Tina Kielwein
· 06.10.2019
Die westlichen Azoreninseln sind vom Hurrikan "Lorenzo" schwerer getroffen worden, als zunächst angenommen. Vor Ort spricht man von Schäden in Millionenhöhe
Der inzwischen abgezogene Hurrikan "Lorenzo", der vergangene Woche in der Nacht von Dienstag auf Mittwoch über den Azoreninseln gewütet hat, richtete insbesondere auf den beiden äußeren der neun portugiesischen Atlantikinseln doch schwerere Schäden an, als zunächst vermutet. Während die Hauptinsel São Miguel von dem Sturm nur gestreift worden war, hat die Kraft des Sturms die westlichen Inseln in voller Härte getroffen.
Insbesondere die Insel Corvo, deren Siedlung Vila do Corvo mit knapp 450 Einwohnern als eine der kleinsten Städte Europas gilt, sowie die knapp 15 Kilometer entfernte Insel Flores sind von dem Hurrikan verwüstet worden. Auch einige Tage nach dem Sturm war die Insel Corvo noch immer komplett von der Außenwelt abgeschnitten. Auf Flores, mit knapp 3.800 Einwohnern die größere der beiden Westinseln, waren Strom sowie Telefon ausgefallen. Vor allem der dortige Hafen, der auch die Insel Corvo mit versorgt, blieb nicht verschont. Wie deutsche Segler vor Ort berichten, wurde dieser komplett zerstört, die Schiffe, die während des Hurrikans im Hafen lagen, seien gesunken. "Es sind Millionenschäden, die Jahre des Aufbaus benötigen", so Volker Christmann, passionierter Segler und Azoren-Kenner, gegenüber YACHT online.
Auch im Hafen von Horta auf der Insel Faial war "Lorenzo" deutlich zu spüren. Ein deutscher Segler, der seine Yacht während des Hurrikans in der hintersten Ecke des als sehr sicher geltenden Hafens festgemacht hatte, war in der Sturmnacht ordentlich durchgerüttelt worden. Allerdings blieb sein Boot, abgesehen von einer abgerissenen Scheuerleiste, von Schäden verschont.

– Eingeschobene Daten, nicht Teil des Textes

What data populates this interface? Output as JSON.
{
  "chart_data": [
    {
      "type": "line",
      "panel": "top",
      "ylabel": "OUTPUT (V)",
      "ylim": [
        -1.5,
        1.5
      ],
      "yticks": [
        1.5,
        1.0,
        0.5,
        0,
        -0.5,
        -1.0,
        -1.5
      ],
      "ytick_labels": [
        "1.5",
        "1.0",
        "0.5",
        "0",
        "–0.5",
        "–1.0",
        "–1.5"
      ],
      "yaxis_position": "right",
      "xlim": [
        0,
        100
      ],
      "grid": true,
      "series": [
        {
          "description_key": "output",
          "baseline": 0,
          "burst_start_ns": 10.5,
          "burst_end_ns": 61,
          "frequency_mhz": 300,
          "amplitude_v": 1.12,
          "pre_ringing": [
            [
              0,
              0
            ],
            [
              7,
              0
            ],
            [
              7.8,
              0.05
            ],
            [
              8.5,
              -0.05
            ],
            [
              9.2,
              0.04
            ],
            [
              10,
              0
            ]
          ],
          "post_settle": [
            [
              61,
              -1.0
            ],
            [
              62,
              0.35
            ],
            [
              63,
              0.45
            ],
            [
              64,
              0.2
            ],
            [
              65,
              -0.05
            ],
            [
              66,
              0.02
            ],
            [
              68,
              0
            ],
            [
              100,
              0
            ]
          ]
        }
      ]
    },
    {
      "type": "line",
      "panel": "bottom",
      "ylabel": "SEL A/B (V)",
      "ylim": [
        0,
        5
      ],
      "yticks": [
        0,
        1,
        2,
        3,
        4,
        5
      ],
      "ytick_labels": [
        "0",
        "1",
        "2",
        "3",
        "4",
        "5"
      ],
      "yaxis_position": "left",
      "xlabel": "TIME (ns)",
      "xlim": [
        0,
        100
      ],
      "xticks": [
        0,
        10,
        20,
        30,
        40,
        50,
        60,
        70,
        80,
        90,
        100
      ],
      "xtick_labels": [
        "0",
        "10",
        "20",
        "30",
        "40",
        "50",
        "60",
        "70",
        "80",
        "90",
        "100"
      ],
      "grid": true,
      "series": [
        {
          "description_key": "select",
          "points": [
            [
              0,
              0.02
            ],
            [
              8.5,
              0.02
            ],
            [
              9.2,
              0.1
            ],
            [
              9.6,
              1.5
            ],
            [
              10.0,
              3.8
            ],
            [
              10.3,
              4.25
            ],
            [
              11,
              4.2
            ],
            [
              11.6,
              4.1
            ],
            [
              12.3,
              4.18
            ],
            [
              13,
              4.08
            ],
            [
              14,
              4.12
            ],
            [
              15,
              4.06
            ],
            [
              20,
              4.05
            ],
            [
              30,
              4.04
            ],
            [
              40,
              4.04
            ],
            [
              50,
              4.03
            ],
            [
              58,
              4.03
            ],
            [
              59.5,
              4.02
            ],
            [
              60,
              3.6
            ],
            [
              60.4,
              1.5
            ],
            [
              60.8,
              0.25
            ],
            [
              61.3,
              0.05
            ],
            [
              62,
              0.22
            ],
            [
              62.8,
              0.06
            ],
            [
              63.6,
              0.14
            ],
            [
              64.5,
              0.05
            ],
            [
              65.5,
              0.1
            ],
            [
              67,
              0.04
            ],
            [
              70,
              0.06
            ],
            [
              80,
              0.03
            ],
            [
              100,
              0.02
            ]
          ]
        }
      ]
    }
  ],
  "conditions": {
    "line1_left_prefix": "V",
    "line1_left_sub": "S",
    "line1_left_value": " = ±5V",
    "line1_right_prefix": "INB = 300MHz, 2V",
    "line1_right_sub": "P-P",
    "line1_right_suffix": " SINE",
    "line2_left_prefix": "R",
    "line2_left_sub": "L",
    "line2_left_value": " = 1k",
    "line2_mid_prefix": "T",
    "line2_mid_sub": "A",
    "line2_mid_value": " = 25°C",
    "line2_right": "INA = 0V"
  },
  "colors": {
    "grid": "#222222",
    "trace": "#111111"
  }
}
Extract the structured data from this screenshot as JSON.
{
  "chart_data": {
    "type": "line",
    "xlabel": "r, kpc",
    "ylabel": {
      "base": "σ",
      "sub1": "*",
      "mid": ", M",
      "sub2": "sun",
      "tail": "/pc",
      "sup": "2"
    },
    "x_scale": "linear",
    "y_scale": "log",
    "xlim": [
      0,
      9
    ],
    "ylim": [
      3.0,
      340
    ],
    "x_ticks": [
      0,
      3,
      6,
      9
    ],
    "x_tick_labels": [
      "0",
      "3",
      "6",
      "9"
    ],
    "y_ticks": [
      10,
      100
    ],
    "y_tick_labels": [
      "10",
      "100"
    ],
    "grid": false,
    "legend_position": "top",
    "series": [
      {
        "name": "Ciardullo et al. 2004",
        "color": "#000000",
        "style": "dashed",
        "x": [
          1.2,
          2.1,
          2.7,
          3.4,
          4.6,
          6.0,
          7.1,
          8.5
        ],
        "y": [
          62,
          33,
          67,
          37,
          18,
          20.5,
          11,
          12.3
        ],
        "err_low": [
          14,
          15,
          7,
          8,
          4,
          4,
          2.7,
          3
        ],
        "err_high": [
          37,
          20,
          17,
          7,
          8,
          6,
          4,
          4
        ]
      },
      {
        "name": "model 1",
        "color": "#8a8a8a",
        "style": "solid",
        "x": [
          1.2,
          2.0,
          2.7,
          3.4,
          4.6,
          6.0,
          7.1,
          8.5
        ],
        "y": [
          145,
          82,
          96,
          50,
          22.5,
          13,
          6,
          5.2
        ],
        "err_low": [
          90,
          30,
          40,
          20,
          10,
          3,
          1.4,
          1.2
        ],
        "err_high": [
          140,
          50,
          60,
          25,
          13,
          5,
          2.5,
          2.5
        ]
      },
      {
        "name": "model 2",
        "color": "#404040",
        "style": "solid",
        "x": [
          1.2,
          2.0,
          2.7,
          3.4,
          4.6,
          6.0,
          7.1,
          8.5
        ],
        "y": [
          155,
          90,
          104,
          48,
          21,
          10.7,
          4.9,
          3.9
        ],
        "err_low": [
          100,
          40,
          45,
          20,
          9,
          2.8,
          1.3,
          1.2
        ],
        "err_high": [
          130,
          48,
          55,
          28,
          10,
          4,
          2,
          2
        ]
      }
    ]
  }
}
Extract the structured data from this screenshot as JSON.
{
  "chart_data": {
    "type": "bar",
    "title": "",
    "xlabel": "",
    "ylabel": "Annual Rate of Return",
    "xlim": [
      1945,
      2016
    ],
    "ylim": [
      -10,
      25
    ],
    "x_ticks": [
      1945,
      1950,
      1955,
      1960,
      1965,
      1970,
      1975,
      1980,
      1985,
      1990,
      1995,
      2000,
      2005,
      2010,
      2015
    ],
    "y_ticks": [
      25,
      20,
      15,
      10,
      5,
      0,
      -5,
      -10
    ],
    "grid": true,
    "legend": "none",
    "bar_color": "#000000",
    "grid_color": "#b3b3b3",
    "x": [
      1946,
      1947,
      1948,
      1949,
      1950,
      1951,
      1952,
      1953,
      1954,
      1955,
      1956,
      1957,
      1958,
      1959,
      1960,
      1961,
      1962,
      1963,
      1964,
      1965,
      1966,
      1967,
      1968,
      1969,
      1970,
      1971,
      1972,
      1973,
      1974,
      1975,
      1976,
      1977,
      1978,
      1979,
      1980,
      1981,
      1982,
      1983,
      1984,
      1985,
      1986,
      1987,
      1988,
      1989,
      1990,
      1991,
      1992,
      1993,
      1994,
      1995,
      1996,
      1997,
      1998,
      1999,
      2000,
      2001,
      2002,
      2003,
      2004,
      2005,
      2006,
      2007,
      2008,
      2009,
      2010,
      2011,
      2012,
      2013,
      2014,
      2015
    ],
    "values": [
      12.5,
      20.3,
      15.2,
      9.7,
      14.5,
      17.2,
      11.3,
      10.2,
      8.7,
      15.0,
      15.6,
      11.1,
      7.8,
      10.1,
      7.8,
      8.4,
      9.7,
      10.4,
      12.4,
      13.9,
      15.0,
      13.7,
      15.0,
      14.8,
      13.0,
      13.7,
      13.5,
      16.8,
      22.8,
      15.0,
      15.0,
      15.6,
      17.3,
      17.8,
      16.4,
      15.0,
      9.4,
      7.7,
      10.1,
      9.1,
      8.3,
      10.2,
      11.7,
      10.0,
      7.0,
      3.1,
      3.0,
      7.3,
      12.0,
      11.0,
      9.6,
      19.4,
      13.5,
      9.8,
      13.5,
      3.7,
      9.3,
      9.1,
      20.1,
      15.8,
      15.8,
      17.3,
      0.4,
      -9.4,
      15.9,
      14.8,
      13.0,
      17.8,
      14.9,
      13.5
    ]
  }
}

Ein paar hundert Meter entfernt hatten die Menschen nicht so viel Glück: Dort war eine Straße von Wellen bis zu 15 Meter Höhe vollständig weggespült. Mehrere Häuser wurden erheblich beschädigt, und die Bewohner mussten in der Nacht evakuiert werden.
Die Hauptinsel São Miguel kam vergleichsweise mit einem blauen Auge davon; dort war "Lorenzo" lediglich vorbeigezogen. Hier war von einem "normalen Wintersturm" bis Windstärke sieben die Rede, von Verletzten wurde nichts berichtet.
Der Hurrikan, der von Meteorologen inzwischen nicht mehr als solcher klassifiziert wird, zog indes weiter Richtung britische und irische Küste. Es ist der schwerste Hurrikan, der so weit östlich und so weit nördlich im Atlantik verzeichnet wurde. Damit gilt er als der erste Hurrikan der höchsten Kategorie, der in solch unmittelbarer Entfernung zu Europa vorbeigezogen ist.